I lay aside the statement of Anne Kerry, wife of Colonel Kerry, who had been bitten at Khana Junction, on the Grand Chord, on 23 April, the day I had boarded the train to Jamalpur.

I eyed my own wife, who was sitting opposite. We too were rolling along the Grand Chord, and soon we too would be at Khana, and then Asansol, where she would be giving her talk to the women of India, or about fifty instances thereof.

The embroidered panels of our compartment were green, with a pattern of vines. The fan did not overexert itself, and yet, beyond the window slats, a mobile fire continually burned: King Sol was fighting to come in.

Lydia was sipping a soda and wearing her new reading glasses (which she would only wear in front of her family) as she worked on her speech. She’d got into rather a tangle with the idea of ‘co-operation’. Here she was, a representative of the British Women’s Co-Operative Guild (Yorkshire division), and she would be addressing a society of Indian women who would undoubtedly be keen on the Mahatma’s notion of non-co-operation. I had suggested that her theme might be the necessity of co-operating in order to bring about non-co-operation. But this had been a joke, because pursuing any such theme would probably have got her arrested.
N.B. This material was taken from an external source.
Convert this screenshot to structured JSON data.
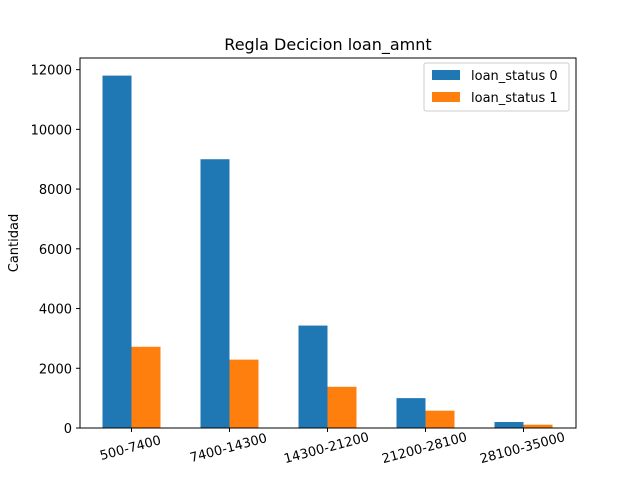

In fact, the message she was bringing from the Yorkshire Co-Operative Guild was that socialism could help Indians – Indian women especially – to fulfil the noble Hindu idea of Vedanta, or enlightenment through oneness. (Whether her senior colleagues in Yorkshire would have approved of this message had they known about it was another matter again.)

Bernadette sat next to her mother. She also sipped a soda, while reading a magazine called Mainly for Memsahibs. She was looking at pictures of hats. Earlier on, she had been reading Philpott’s Hindustani Manual, and I had watched her lips moving as she attempted to pronounce the phrase for ‘I have one elephant’. Prior to that, she had been asking me how ‘one’ would get from York to Oxford on the train. ‘There’s no direct service,’ I’d replied rather warily. Theoretically I should have been in a state of outright panic, since all the signs pointed to her having formed an alliance with some new young man, probably Indian, who was proposing to study at Oxford University. But the question of Lydia’s pregnancy continued to override such considerations. Bernadette did not yet know that her mother was pregnant.